Pensei muito mesmo no que o senhor Hector me disse. Não consegui dormir naquela noite. Dan leu minha carta e chorou de alegria. Me presenteou com uma Bíblia que não aceitei (odeio livros grandes e sem muito sentido), e me disse que estava salvo perante o Senhor, o que gargalhei, já que sabia que iria para o Inferno, de qualquer maneira. Li uns trechos da Bíblia de Dan e cochilei por alguns minutos, quando O'Reilly me chamou.

-Venha cá - abriu a cela e, o que me espantou, não me deu o soco no estômago que costumava me dar toda vez que me aproximava dele.

Me levou até uma sala de interrogatório com um telefone em cima da mesa.

-Eu realmente acredito em você agora. Eu sei que não foi você que matou a viciada, já que a perícia confirmou a morte por overdose de cocaína. Sei que matou o negro e que tem "fama" por roubo de carros. Sei que assaltou os três bancos e que matou todas as pessoas naquela lista, já que os boletins de ocorrência batem com sua descrição. Mas sei também que não foi o responsável por ter desengatado o carro e deixado ele ir para a avenida. Eu gostaria de pedir desculpas por todas as vezes que te bati e que te humilhei. Sou um pai de família e tenho dois filhos - puxou sua carteira e me mostrou uma bela loirinha de uns quatorze ou quinze anos, e um rapaz de uns vinte e cinco - e uma linda mulher - me mostrou sua bela ruiva de uns trinta anos -. Fiquei irritado quando me dizia que não tinha matado ninguém naquele ônibus e na avenida. Mas sei que não era culpa sua desde o começo.
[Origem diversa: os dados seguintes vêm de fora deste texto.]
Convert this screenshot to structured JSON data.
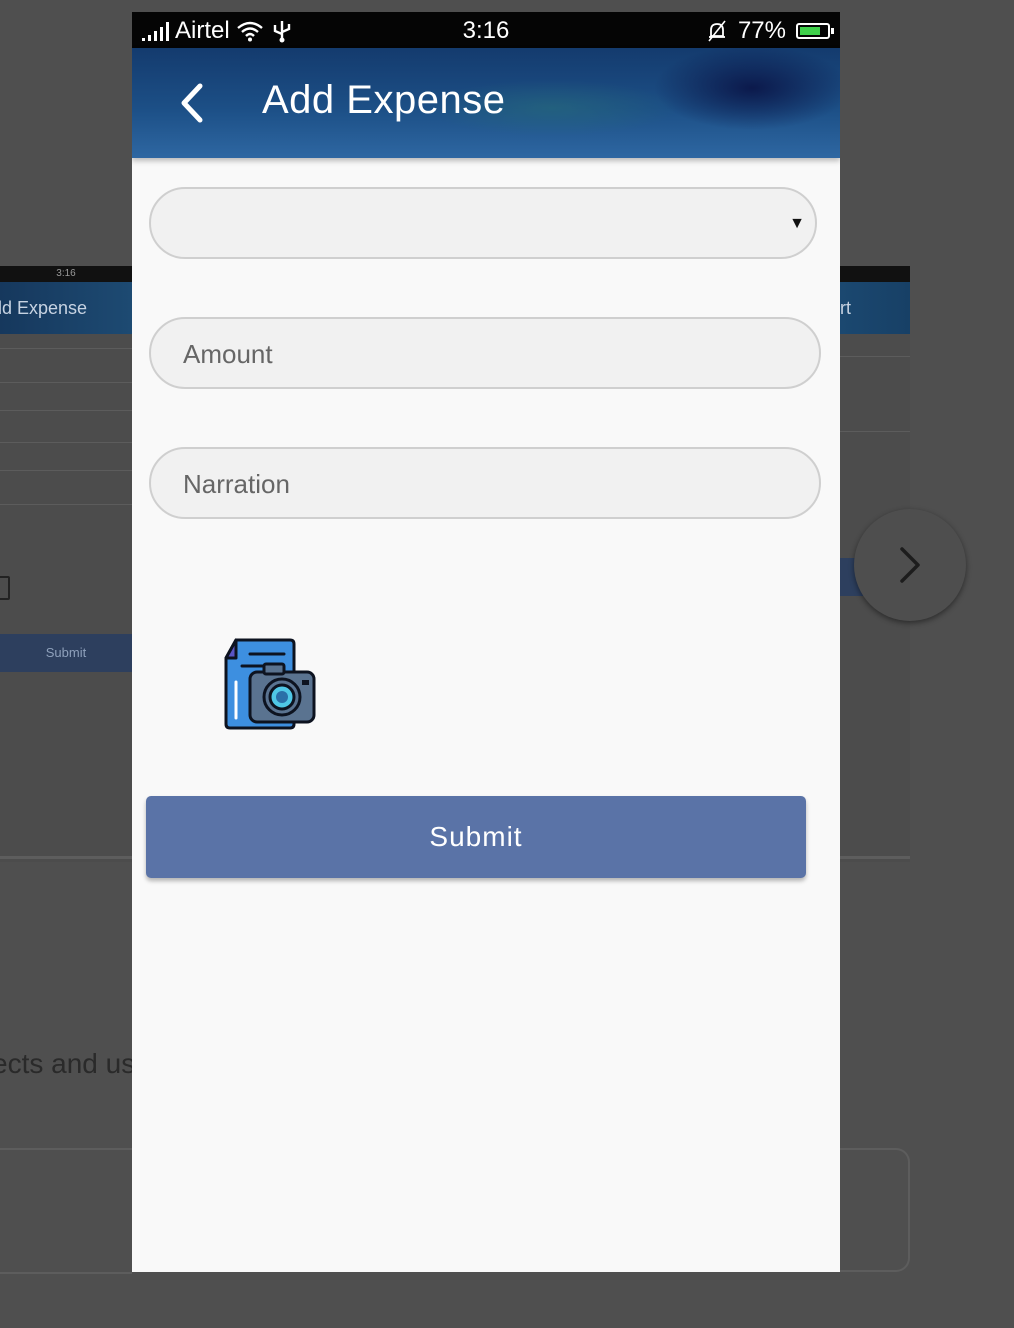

Eu apenas não aceitava o fato de você não assumir suas culpas. O que disse hoje me fez pensar como a vida é bela e como sou feliz por estar aqui. Entendo que sua vida foi dura e que só teve a opção de se vingar por tudo que a vida fez com você...

Fez uma pausa para beber um gole de água, e, estranhamente, estava sem seus óculos ray-ban que sempre escondiam seus olhos de senhor de idade. O'Reilly tinha uns quarenta e tantos.

-Mas você fez algo honrado hoje. Você assumiu suas responsabilidades. E é dificil um homem ser honrado nestes dias. Mandamos milhares deles, incluindo meu filho, para o Vietnã morrer todos os dias, e você poderia ser mais um deles...

-O juiz Hector te pediu para que falasse comigo, não é? - interrompi, dando uma risadinha irônica.

-Não... o que ele te propôs, naquela hora, quando foste falar com ele?

-Que eu me alistasse. Quer que eu morra na selva.

O'Reilly me olhou de maneira surpresa.

-Eu acho que você pode escolher agora... você prefere ir ou quer pagar sua perpétua ou cadeira elétrica?

-Prefiro morrer - respondi secamente -... não importa como. Só quero sair daqui.

-Não fale isso, John - pela primeira vez me chamou pelo primeiro nome - você não merece morrer. Você só merece pagar por todos seus "pecados"...

-Eu quero morrer, senhor O'Reilly. Quero pagar por todos meus pecados e morrer. Eu mereco morrer e quero desaparecer da existência...

-Você quer fugir - incisou...

-Não... quero sumir. Se fugir, me encontram. Eu quero morrer e ir logo para o inferno...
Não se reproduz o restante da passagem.